No passado, eu tinha muitas teorias sobre o sistema de governo,
sobre o colonialismo, políticas econômicas, etc. Mas recentemente eu cheguei a
uma conclusão. Muita gente provavelmente vai achar essa minha conclusão meio
ofensiva, mas depois de trocar várias ideias com alguns dos meus amigos, eles
me encorajaram a dividir o que eu acho com todos os outros brasileiros.
Então aí vai: é você.
Você é o problema.
Sim, você mesmo que está lendo esse texto. Você é parte do
problema. Eu tenho certeza de não é proposital, mas você não só é parte, como
está perpetuando o problema todos os dias.
Não é só culpa da Dilma ou do PT. Não é só culpa dos bancos, da
iniciativa privada, do escândalo da Petrobras, do aumento do dólar ou da
desvalorização do Real.
O problema é a cultura. São as crenças e a mentalidade que fazem
parte da fundação do país e são responsáveis pela forma com que os brasileiros
escolhem viver as suas vidas e construir uma sociedade.
O problema é tudo aquilo que você e todo mundo a sua volta
decidiu aceitar como parte de “ser brasileiro” mesmo que isso não esteja certo.
Quer um exemplo?
Imagine que você está de carona no carro de um amigo tarde da
noite. Vocês passam por uma rua escura e totalmente vazia. O papo está bom e
ele não está prestando muita atenção quando, de repente, ele arranca o
retrovisor de um carro super caro. Antes que alguém veja, ele acelera e vai
embora.
No dia seguinte, você ouve um colega de trabalho que você mal
conhece dizendo que deixou o carro estacionado na rua na noite anterior e ele
amanheceu sem o retrovisor. Pela descrição, você descobre que é o mesmo carro
que seu brother bateu “sem querer”. O que você faz?

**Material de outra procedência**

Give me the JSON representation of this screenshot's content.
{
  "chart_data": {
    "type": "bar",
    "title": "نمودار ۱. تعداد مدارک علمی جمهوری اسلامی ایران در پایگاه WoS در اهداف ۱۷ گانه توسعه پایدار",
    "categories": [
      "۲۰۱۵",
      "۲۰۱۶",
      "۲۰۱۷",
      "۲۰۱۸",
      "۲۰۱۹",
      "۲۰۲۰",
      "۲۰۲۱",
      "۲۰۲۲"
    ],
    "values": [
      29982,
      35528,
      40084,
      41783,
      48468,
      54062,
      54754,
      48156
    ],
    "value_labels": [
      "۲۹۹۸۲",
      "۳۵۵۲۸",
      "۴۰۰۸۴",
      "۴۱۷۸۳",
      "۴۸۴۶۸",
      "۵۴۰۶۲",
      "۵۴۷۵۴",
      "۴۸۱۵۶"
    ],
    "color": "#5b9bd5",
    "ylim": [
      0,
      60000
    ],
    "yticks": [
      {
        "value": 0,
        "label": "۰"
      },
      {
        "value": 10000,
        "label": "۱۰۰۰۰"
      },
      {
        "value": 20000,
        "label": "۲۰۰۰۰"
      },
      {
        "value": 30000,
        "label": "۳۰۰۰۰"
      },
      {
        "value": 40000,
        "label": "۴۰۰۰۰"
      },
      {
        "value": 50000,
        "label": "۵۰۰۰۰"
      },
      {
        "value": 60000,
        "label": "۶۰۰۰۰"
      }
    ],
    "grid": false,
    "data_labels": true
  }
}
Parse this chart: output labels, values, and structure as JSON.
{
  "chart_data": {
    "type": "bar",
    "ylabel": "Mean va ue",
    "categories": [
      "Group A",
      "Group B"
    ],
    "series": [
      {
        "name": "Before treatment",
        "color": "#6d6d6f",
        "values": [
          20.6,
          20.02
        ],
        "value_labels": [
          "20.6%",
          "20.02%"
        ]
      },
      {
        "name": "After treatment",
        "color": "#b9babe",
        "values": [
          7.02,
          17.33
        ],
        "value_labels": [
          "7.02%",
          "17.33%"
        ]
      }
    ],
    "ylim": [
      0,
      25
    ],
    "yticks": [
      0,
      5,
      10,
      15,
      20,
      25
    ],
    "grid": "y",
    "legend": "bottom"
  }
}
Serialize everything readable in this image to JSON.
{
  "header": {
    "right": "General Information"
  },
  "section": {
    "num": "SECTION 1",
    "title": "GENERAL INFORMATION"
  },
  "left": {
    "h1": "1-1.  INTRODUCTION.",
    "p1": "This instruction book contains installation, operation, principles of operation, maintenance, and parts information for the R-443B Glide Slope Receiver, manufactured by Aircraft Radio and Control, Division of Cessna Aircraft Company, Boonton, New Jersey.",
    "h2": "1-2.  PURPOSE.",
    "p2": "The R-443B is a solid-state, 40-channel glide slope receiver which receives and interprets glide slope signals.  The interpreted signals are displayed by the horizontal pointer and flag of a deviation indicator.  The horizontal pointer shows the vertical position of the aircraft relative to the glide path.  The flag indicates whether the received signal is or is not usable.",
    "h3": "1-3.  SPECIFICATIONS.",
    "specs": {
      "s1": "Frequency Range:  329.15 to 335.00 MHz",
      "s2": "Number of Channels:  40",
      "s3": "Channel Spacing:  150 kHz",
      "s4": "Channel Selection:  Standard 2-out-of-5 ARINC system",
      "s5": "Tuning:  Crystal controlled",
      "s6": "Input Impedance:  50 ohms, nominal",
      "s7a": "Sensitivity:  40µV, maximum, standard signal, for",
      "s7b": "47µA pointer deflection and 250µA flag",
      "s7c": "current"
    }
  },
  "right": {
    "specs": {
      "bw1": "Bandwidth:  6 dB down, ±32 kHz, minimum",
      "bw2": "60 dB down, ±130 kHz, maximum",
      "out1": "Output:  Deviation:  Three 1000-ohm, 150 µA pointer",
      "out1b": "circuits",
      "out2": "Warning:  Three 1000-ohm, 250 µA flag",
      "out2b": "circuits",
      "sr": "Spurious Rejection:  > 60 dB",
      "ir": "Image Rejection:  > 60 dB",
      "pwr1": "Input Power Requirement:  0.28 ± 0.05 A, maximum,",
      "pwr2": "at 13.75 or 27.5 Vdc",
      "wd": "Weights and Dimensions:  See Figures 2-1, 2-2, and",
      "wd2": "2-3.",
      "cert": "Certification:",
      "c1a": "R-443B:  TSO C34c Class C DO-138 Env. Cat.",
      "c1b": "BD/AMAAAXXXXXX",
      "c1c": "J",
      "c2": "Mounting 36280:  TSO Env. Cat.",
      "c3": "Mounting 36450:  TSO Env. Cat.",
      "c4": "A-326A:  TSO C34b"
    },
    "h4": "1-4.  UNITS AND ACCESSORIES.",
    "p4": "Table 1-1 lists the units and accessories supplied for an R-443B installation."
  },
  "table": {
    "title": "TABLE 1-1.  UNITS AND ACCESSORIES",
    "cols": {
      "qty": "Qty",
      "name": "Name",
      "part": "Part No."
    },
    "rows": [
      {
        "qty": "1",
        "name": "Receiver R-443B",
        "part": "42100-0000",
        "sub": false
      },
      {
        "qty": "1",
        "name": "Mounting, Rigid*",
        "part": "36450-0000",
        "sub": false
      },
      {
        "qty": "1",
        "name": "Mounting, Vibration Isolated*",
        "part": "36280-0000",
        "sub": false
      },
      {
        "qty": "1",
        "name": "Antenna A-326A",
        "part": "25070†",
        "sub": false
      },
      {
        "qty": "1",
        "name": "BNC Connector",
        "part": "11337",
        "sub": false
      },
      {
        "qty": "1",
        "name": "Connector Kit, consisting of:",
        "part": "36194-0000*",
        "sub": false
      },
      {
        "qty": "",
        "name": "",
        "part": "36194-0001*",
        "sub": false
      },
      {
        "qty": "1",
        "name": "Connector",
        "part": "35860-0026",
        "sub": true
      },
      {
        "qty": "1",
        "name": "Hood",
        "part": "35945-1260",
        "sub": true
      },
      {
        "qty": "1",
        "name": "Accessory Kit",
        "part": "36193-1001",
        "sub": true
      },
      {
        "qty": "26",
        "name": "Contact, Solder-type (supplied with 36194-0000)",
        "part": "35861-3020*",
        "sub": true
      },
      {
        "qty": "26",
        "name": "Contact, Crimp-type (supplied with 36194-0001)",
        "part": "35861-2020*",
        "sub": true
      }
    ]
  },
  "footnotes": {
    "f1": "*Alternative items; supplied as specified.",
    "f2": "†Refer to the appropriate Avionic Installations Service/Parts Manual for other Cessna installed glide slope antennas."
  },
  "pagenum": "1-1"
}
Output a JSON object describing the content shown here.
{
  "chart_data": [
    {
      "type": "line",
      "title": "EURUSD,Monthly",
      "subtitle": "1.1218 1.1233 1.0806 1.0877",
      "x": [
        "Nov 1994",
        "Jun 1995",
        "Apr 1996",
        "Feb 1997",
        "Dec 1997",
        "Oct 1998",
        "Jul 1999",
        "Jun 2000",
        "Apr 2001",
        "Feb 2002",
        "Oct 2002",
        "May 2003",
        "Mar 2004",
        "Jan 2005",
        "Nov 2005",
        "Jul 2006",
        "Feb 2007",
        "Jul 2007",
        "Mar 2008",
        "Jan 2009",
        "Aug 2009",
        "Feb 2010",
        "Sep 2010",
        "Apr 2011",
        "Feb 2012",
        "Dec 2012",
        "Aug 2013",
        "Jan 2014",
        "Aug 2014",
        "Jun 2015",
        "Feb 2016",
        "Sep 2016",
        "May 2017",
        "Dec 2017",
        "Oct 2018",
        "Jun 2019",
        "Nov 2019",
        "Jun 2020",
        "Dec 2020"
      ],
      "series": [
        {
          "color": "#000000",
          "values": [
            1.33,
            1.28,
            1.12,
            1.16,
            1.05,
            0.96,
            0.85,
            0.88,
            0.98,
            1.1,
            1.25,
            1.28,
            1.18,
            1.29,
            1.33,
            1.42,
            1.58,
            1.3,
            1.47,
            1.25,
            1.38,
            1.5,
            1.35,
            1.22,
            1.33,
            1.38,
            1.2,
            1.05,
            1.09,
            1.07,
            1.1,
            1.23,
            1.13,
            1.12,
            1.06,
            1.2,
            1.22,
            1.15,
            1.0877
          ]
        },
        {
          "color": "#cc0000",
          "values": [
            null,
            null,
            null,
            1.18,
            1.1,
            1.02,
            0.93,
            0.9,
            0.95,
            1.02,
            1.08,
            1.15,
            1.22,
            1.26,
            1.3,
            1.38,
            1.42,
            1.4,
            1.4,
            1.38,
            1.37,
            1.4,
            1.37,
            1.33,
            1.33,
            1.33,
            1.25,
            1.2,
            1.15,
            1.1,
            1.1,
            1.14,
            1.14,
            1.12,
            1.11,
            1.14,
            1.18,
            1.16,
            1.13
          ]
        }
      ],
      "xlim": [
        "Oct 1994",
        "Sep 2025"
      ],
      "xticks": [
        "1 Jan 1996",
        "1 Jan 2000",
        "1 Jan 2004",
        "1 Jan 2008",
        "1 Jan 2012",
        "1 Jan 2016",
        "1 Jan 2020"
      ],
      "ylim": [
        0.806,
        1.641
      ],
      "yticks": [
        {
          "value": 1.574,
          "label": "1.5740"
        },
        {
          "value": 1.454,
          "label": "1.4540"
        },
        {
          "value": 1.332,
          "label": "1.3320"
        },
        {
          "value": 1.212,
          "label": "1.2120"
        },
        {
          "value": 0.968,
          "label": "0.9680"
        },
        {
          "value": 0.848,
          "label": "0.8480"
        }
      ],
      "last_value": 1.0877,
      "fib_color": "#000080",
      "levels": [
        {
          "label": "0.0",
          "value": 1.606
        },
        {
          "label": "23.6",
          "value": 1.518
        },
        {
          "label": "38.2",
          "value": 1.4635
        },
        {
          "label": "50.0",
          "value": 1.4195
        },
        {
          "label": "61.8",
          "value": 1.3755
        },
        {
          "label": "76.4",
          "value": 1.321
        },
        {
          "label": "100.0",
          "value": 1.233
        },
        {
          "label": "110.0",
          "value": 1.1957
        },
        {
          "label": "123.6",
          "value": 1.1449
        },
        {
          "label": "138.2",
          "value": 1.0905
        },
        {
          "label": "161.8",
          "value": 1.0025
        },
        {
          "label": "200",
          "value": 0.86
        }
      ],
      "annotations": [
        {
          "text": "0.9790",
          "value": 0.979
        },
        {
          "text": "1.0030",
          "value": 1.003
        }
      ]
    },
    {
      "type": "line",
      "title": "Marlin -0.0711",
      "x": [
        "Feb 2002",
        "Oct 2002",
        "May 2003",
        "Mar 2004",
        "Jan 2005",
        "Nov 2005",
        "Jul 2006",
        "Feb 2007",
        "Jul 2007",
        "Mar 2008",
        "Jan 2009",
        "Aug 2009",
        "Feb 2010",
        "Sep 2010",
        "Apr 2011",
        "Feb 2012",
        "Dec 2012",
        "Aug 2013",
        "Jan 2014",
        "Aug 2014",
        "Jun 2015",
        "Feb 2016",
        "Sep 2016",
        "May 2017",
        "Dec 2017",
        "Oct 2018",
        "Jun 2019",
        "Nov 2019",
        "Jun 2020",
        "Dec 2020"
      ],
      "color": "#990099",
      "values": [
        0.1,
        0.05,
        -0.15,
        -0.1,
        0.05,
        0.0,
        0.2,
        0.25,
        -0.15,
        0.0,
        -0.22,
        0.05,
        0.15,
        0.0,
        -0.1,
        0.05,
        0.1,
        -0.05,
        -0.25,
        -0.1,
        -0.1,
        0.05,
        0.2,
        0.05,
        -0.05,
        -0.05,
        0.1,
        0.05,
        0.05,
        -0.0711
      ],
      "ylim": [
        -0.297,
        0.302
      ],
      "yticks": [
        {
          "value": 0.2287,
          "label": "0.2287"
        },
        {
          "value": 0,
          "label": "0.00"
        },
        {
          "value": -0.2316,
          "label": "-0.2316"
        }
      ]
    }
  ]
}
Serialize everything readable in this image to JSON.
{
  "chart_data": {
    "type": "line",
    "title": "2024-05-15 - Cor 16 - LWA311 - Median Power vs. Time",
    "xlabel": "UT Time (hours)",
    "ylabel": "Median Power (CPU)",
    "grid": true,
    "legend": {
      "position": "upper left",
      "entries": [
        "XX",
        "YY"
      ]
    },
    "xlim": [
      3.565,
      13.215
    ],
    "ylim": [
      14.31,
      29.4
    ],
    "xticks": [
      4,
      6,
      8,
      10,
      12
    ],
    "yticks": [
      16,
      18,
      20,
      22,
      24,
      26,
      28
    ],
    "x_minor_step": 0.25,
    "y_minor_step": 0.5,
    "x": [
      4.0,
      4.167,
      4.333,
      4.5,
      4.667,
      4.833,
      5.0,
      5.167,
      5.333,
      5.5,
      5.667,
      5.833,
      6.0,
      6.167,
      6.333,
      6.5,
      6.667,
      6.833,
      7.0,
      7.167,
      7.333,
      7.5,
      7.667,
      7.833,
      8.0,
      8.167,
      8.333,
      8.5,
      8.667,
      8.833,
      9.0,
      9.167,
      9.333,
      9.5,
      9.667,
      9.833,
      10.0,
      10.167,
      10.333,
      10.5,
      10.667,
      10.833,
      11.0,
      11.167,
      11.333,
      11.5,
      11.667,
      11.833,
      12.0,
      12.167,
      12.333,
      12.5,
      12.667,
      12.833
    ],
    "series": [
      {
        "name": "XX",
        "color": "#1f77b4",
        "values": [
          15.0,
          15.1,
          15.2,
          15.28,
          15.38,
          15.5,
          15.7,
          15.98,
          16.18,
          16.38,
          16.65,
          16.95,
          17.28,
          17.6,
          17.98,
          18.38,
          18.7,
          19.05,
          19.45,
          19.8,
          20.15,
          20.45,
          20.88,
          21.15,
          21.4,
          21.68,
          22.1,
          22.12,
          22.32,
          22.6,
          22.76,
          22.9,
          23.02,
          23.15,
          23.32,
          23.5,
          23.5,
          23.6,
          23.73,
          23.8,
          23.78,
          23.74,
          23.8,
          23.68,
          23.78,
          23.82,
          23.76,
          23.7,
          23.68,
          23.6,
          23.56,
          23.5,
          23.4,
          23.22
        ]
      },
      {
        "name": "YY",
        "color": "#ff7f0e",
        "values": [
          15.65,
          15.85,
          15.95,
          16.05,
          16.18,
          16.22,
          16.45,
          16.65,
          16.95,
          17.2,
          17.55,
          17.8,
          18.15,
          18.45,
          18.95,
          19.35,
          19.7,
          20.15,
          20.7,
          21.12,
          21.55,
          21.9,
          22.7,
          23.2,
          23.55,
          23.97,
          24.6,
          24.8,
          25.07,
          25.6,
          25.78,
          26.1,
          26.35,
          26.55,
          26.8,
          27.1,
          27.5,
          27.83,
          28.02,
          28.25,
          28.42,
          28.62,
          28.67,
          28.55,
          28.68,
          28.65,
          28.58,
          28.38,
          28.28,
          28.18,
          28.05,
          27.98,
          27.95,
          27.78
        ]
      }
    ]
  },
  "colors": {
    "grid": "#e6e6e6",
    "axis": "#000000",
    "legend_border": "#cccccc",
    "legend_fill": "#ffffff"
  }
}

A) Fica quieto e finge que não sabe de nada para proteger seu
amigo? Ou
B) Diz para o cara que sente muito e força o seu amigo a assumir a
responsabilidade pelo erro?
Eu acredito que a maioria dos brasileiros escolheria a alternativa
A. Eu também acredito que a maioria dos gringos escolheria a alternativa B.
Nos países mais desenvolvidos o senso de justiça e
responsabilidade é mais importante do que qualquer indivíduo. Há uma
consciência social onde o todo é mais importante do que o bem-estar de um só. E
por ser um dos principais pilares de uma sociedade que funciona, ignorar isso é
uma forma de egoísmo.
Eu percebo que vocês brasileiros são solidários, se sacrificam e
fazem de tudo por suas famílias e amigos mais próximos e, por isso, não se
consideram egoístas.
Mas, infelizmente, eu também acredito que grande parte dos
brasileiros seja extremamente egoísta, já que priorizar a família e os amigos
mais próximos em detrimento de outros membros da sociedade é uma forma de
egoísmo.
Sabe todos aqueles políticos, empresários, policiais e
sindicalistas corruptos? Você já parou para pensar por que eles são corruptos?
Eu garanto que quase todos eles justificam suas mentiras e falcatruas dizendo:
“Eu faço isso pela minha família”. Eles querem dar uma vida melhor para seus
parentes, querem que seus filhos estudem em escolas melhores e querem viver com
mais segurança.
É curioso ver que quando um brasileiro prejudica outro cidadão
para beneficiar sua famílias, ele se acha altruísta. Ele não percebe que
altruísmo é abrir mão dos próprios interesses para beneficiar um estranho se
for para o bem da sociedade como um todo.
Além disso, seu povo também é muito vaidoso, Brasil. Eu fiquei
surpreso quando descobri que dizer que alguém é vaidoso por aqui não é
considerado um insulto como é nos Estados Unidos. Esta é uma outra
característica particular da sua cultura.
Algumas semanas atrás, eu e minha noiva viajamos para um famoso
vilarejo no nordeste. Chegando lá, as praias não eram bonitas como imaginávamos
e ainda estavam sujas. Um dos pontos turísticos mais famosos era uma pedra que
de perto não tinha nada demais. Foi decepcionante.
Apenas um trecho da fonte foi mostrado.